A pretty penny


Doubting Thomases? The Prime Minister has got his adjective very wrong.


Those of us, who don’t share his skewed vision of a so called developed Port-of-Spain, have not a scintilla of doubt. We know with certitude that by spending the billions of OUR money that he’s spending and going to spend on towers and on complexes and on any edifice in the capital that tickles his profligate fancy, our Prime Minister is being absolutely reckless with our present and our future.


We are in no doubt because we see the country falling apart and down and know it is more than inopportune for Patrick Manning to be wasting OUR dollars just so he can stand on his stolen Red House balcony, survey his capital city overshadowed by massive cranes, pat himself on the back and remark, "We reach!"


We reach. Where have we reached exactly? Have "we" reached far enough for Mr Manning to check into the General Hospital in the same crane controlled Port-of-Spain and put his heart in the hands of the local public health care system? Let him go nah, as they say, go and see if in PoS they have the facilities he saw in Cuba, if he’ll get that attention and medication he received in Fidel-land. Then perhaps he’ll start to question why he didn’t spot enormous gr?as-cranes — as he was driven through Havana, or he’ll ask whether Castro would spend billions on buildings or on Cubans and finally, perhaps, he’ll grasp that the real cost of a shiny new capital is people.


Late last year, someone I know died unnecessarily of kidney disease at the Port of Spain General Hospital. I say she died unnecessarily because to my knowledge, she would be alive today if only she’d had access to dialysis. She passed away because she couldn’t afford to fly to Cuba or go to one of the many private health care facilities which are doing a thriving business because they are offering precisely the attention we should be receiving in the public hospitals. How does the Prime Minister justify his stadium and his city of cranes to the family of this woman and to the rest of his citizens who are suffering or dying for lack of money to send their sons or daughters to private hospitals or to Havana or to wherever for treatment?


Will he dare ask these people for their vote in 2007?


Of late I hear many Trinbagonians worrying aloud about Mr Manning’s spending spree, asking questions such as, "But what about staff and facilities for the judiciary and what about fixing police stations and schools and roads and drains and what about investing more money in education, in getting rid of the SEA, in stemming crime, in real development?


What about throwing some of those boom dollars at the agricultural sector? What about making trips to the supermarket less traumatic for the average citizen?


What about the rising cost of construction? What about?
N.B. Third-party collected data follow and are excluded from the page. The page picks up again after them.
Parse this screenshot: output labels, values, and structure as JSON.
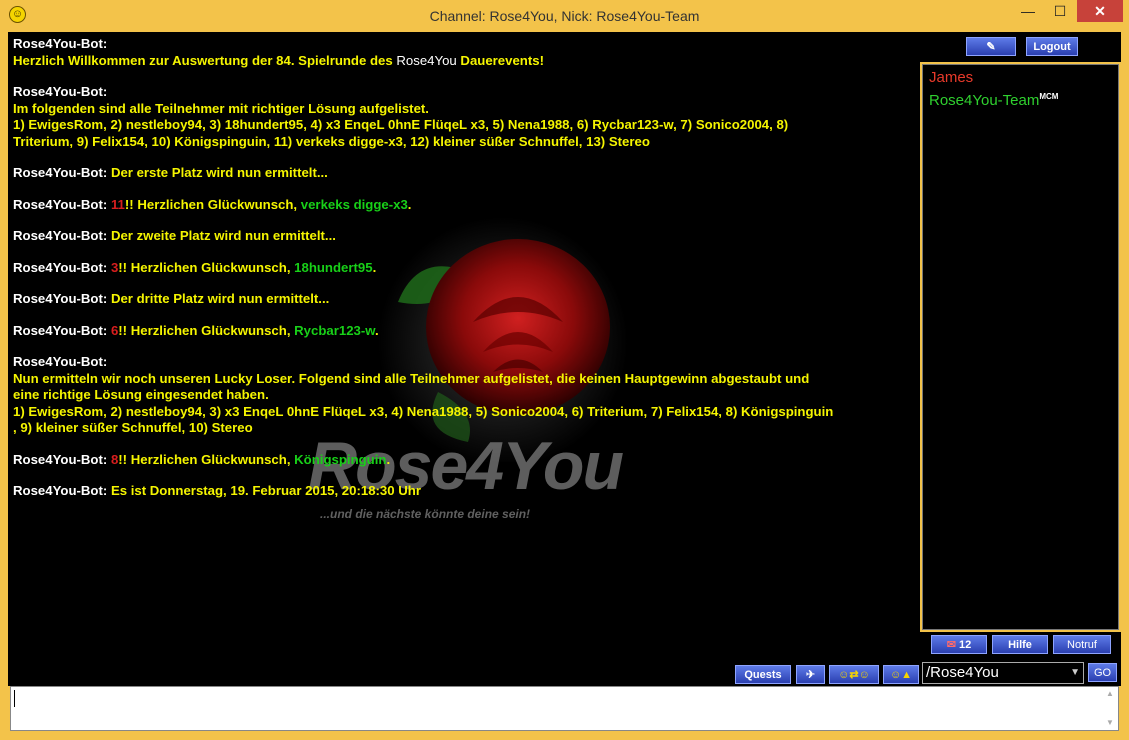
{
  "window": {
    "title": "Channel: Rose4You,  Nick: Rose4You-Team",
    "app_icon": "smiley-icon"
  },
  "window_controls": {
    "minimize": "—",
    "maximize": "☐",
    "close": "✕"
  },
  "chat": {
    "m1": {
      "sender": "Rose4You-Bot:",
      "t1": "Herzlich Willkommen zur Auswertung der  84. Spielrunde des ",
      "brand": "Rose4You",
      "t2": " Dauerevents!"
    },
    "m2": {
      "sender": "Rose4You-Bot:",
      "l1": "Im folgenden sind alle Teilnehmer mit richtiger Lösung aufgelistet.",
      "l2": "1) EwigesRom, 2) nestleboy94, 3) 18hundert95, 4) x3 EnqeL 0hnE FlüqeL x3, 5) Nena1988, 6) Rycbar123-w, 7) Sonico2004, 8)",
      "l3": "Triterium, 9) Felix154, 10) Königspinguin, 11) verkeks digge-x3, 12) kleiner süßer Schnuffel, 13) Stereo"
    },
    "m3": {
      "sender": "Rose4You-Bot: ",
      "text": "Der erste Platz wird nun ermittelt..."
    },
    "m4": {
      "sender": "Rose4You-Bot: ",
      "num": "11",
      "text": "!! Herzlichen Glückwunsch, ",
      "winner": "verkeks digge-x3",
      "end": "."
    },
    "m5": {
      "sender": "Rose4You-Bot: ",
      "text": "Der zweite Platz wird nun ermittelt..."
    },
    "m6": {
      "sender": "Rose4You-Bot: ",
      "num": "3",
      "text": "!! Herzlichen Glückwunsch, ",
      "winner": "18hundert95",
      "end": "."
    },
    "m7": {
      "sender": "Rose4You-Bot: ",
      "text": "Der dritte Platz wird nun ermittelt..."
    },
    "m8": {
      "sender": "Rose4You-Bot: ",
      "num": "6",
      "text": "!! Herzlichen Glückwunsch, ",
      "winner": "Rycbar123-w",
      "end": "."
    },
    "m9": {
      "sender": "Rose4You-Bot:",
      "l1": "Nun ermitteln wir noch unseren Lucky Loser. Folgend sind alle Teilnehmer aufgelistet, die keinen Hauptgewinn abgestaubt und",
      "l2": "eine richtige Lösung eingesendet haben.",
      "l3": "1) EwigesRom, 2) nestleboy94, 3) x3 EnqeL 0hnE FlüqeL x3, 4) Nena1988, 5) Sonico2004, 6) Triterium, 7) Felix154, 8) Königspinguin",
      "l4": ", 9) kleiner süßer Schnuffel, 10) Stereo"
    },
    "m10": {
      "sender": "Rose4You-Bot: ",
      "num": "8",
      "text": "!! Herzlichen Glückwunsch, ",
      "winner": "Königspinguin",
      "end": "."
    },
    "m11": {
      "sender": "Rose4You-Bot: ",
      "text": "Es ist Donnerstag, 19. Februar 2015, 20:18:30 Uhr"
    }
  },
  "watermark": {
    "logo": "Rose4You",
    "slogan": "...und die nächste könnte deine sein!"
  },
  "chat_toolbar": {
    "quests": "Quests",
    "plane_icon": "airplane-icon",
    "smileys_icon": "smileys-exchange-icon",
    "smiley_up_icon": "smiley-up-icon"
  },
  "side": {
    "logout": "Logout",
    "top_icon": "feather-pen-icon",
    "users": [
      {
        "name": "James",
        "color": "#e83a2a",
        "badge": ""
      },
      {
        "name": "Rose4You-Team",
        "color": "#2fd02f",
        "badge": "MCM"
      }
    ],
    "messages_count": "12",
    "mail_icon": "envelope-icon",
    "help": "Hilfe",
    "emergency": "Notruf",
    "channel_select": "/Rose4You",
    "go": "GO"
  },
  "input": {
    "value": ""
  }
}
What about?" Many of Mr Manning’s "Thomases" are concerned that when this boom is over, Trinidad and Tobago will have little to show for its oil and natural gas except shiny glass towers, a large stadium and a port in Port-of-Spain. Most are anxious to know when the construction will stop and when the nation building will begin.


Let’s for one moment assume however, that those of us who the Prime Minister has dubbed "doubting Thomases" are indeed short-sighted, that we lack Mr Manning’s amazing 2020 vision.
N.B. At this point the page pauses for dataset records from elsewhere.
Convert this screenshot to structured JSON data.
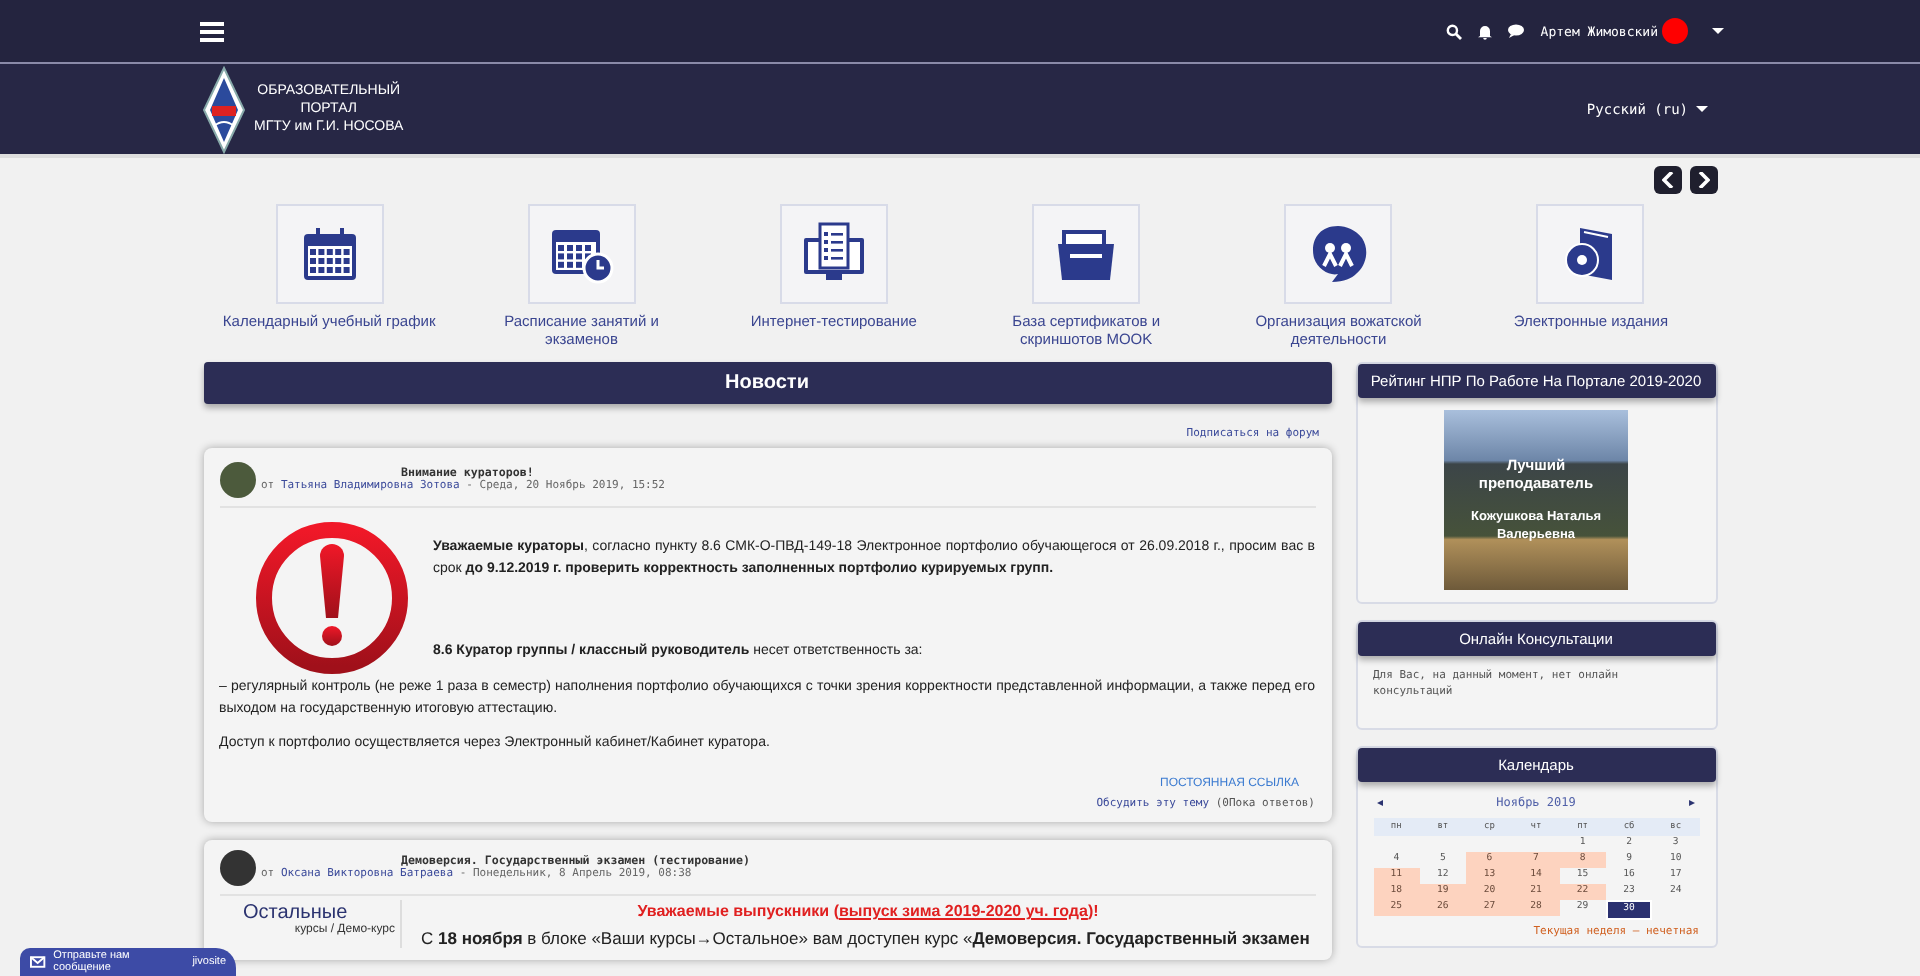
{
  "topbar": {
    "user_name": "Артем Жимовский"
  },
  "header": {
    "logo_text": [
      "ОБРАЗОВАТЕЛЬНЫЙ",
      "ПОРТАЛ",
      "МГТУ им Г.И. НОСОВА"
    ],
    "language": "Русский (ru)"
  },
  "tiles": [
    {
      "label": "Календарный учебный график"
    },
    {
      "label": "Расписание занятий и экзаменов"
    },
    {
      "label": "Интернет-тестирование"
    },
    {
      "label": "База сертификатов и скриншотов MOOK"
    },
    {
      "label": "Организация вожатской деятельности"
    },
    {
      "label": "Электронные издания"
    }
  ],
  "news": {
    "title": "Новости",
    "subscribe": "Подписаться на форум",
    "posts": [
      {
        "title": "Внимание кураторов!",
        "from": "от",
        "author": "Татьяна Владимировна Зотова",
        "date": "- Среда, 20 Ноябрь 2019, 15:52",
        "intro": "**Уважаемые кураторы**, согласно пункту 8.6 СМК-О-ПВД-149-18 Электронное портфолио обучающегося от 26.09.2018 г., просим вас в срок **до 9.12.2019 г. проверить корректность заполненных портфолио курируемых групп.**",
        "duty": "**8.6 Куратор группы / классный руководитель** несет ответственность за:",
        "paragraphs": [
          "– регулярный контроль (не реже 1 раза в семестр) наполнения портфолио обучающихся с точки зрения корректности представленной информации, а также перед его выходом на государственную итоговую аттестацию.",
          "Доступ к портфолио осуществляется через Электронный кабинет/Кабинет куратора."
        ],
        "permalink": "ПОСТОЯННАЯ ССЫЛКА",
        "discuss": "Обсудить эту тему",
        "replies": "(0Пока ответов)"
      },
      {
        "title": "Демоверсия. Государственный экзамен (тестирование)",
        "from": "от",
        "author": "Оксана Викторовна Батраева",
        "date": "- Понедельник, 8 Апрель 2019, 08:38",
        "side_title": "Остальные",
        "side_path": "курсы / Демо-курс",
        "heading_start": "Уважаемые выпускники (",
        "heading_link": "выпуск зима 2019-2020 уч. года",
        "heading_end": ")!",
        "text": "С **18 ноября** в блоке «Ваши курсы→Остальное» вам доступен курс «**Демоверсия. Государственный экзамен**"
      }
    ]
  },
  "rating": {
    "title": "Рейтинг НПР По Работе На Портале 2019-2020",
    "banner_title": "Лучший преподаватель",
    "banner_name": "Кожушкова Наталья Валерьевна"
  },
  "consult": {
    "title": "Онлайн Консультации",
    "text": "Для Вас, на данный момент, нет онлайн консультаций"
  },
  "calendar": {
    "title": "Календарь",
    "prev": "◂",
    "next": "▸",
    "month": "Ноябрь 2019",
    "weekdays": [
      "пн",
      "вт",
      "ср",
      "чт",
      "пт",
      "сб",
      "вс"
    ],
    "weeks": [
      [
        {
          "kind": "blank"
        },
        {
          "kind": "blank"
        },
        {
          "kind": "blank"
        },
        {
          "kind": "blank"
        },
        {
          "day": "1",
          "kind": "plain"
        },
        {
          "day": "2",
          "kind": "plain"
        },
        {
          "day": "3",
          "kind": "plain"
        }
      ],
      [
        {
          "day": "4",
          "kind": "plain"
        },
        {
          "day": "5",
          "kind": "plain"
        },
        {
          "day": "6",
          "kind": "event"
        },
        {
          "day": "7",
          "kind": "event"
        },
        {
          "day": "8",
          "kind": "event"
        },
        {
          "day": "9",
          "kind": "plain"
        },
        {
          "day": "10",
          "kind": "plain"
        }
      ],
      [
        {
          "day": "11",
          "kind": "event"
        },
        {
          "day": "12",
          "kind": "plain"
        },
        {
          "day": "13",
          "kind": "event"
        },
        {
          "day": "14",
          "kind": "event"
        },
        {
          "day": "15",
          "kind": "plain"
        },
        {
          "day": "16",
          "kind": "plain"
        },
        {
          "day": "17",
          "kind": "plain"
        }
      ],
      [
        {
          "day": "18",
          "kind": "event"
        },
        {
          "day": "19",
          "kind": "event"
        },
        {
          "day": "20",
          "kind": "event"
        },
        {
          "day": "21",
          "kind": "event"
        },
        {
          "day": "22",
          "kind": "event"
        },
        {
          "day": "23",
          "kind": "plain"
        },
        {
          "day": "24",
          "kind": "plain"
        }
      ],
      [
        {
          "day": "25",
          "kind": "event"
        },
        {
          "day": "26",
          "kind": "event"
        },
        {
          "day": "27",
          "kind": "event"
        },
        {
          "day": "28",
          "kind": "event"
        },
        {
          "day": "29",
          "kind": "plain"
        },
        {
          "day": "30",
          "kind": "today"
        },
        {
          "kind": "blank"
        }
      ]
    ],
    "note": "Текущая неделя – нечетная"
  },
  "chat_widget": {
    "label": "Отправьте нам сообщение",
    "brand": "jivosite"
  }
}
Let’s say we stop asking annoying questions about cranes and concrete for a while and we close our eyes and try to imagine Mr Manning’s Port-of-Spain of spanking new buildings and minus the Plannings. If we have the least of imaginations and we are the least bit honest, we’ll confess that Mr Manning’s Port-of-Spain is a visual delight. But the problem is that we can’t go on dreaming forever. We have to open our eyes at some point and when we do, we’re not going to see solely the city’s skyscrapers, but the other countless eyesores down below. We’ll see young men lying dead in alleys in PNM strongholds, never-ending dependence on crime ridden state programmes like URP and a populace living in constant fear.


We’ll see unnecessary flooding and loss of property. We’re going to see the desperate families of the ill holding endless fund-raisers and knocking at the door of the Ministry of Health, begging for monetary assistance so they can send their sons, daughters, fathers, mothers, abroad for surgery. We’ll see men and women dying because there are insufficient dialysis machines.
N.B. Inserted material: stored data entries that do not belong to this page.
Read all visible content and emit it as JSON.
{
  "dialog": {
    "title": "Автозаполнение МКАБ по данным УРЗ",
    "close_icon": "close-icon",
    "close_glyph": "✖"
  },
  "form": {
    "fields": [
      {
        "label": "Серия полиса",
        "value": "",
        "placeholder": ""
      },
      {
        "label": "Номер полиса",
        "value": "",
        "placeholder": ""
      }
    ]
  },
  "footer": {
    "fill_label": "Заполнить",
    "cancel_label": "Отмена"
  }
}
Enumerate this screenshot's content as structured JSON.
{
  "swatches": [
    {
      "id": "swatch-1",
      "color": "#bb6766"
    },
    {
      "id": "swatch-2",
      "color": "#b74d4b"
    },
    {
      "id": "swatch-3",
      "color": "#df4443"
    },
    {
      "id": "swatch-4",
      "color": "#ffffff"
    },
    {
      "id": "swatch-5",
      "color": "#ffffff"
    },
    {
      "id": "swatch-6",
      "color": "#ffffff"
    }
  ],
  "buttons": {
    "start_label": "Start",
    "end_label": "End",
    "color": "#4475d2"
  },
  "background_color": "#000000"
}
These are just some of the reasons why there’s simply no justifying the mad spending and I suspect they are the explanation for the Prime Minister’s constant prefacing of his announcements of new buildings with defensive remarks about doubting Thomases. It’s clear that Mr Manning understands well that he’s considered a spendthrift. He is fully aware that in the minds of many of the nation’s people, he’s just a self-dubbed visionary that’s costing them dear.


As for me, one of the Prime Minister’s Thomases, I’ll buy the development package the Prime Minister’s trying to sell when I see Patrick Manning go to the Port of Spain General Hospital for his heart care and not to a hospital in Cuba. That’s when I’ll step out into his Port of Spain of towering towers and cranes to buy a hat which I’ll tip to the Prime Minister as I remark, "But you know, Mr Manning, now we really reach!"


suz@itrini.com


Columnist’s note: I warned the people of Trinidad and Tobago that we would pay for our apathy over Mr Manning’s Red House takeover. After the Red House, there would be no stopping him, I prediected. Now he’s taking over President’s Grounds. We have only ourselves to blame.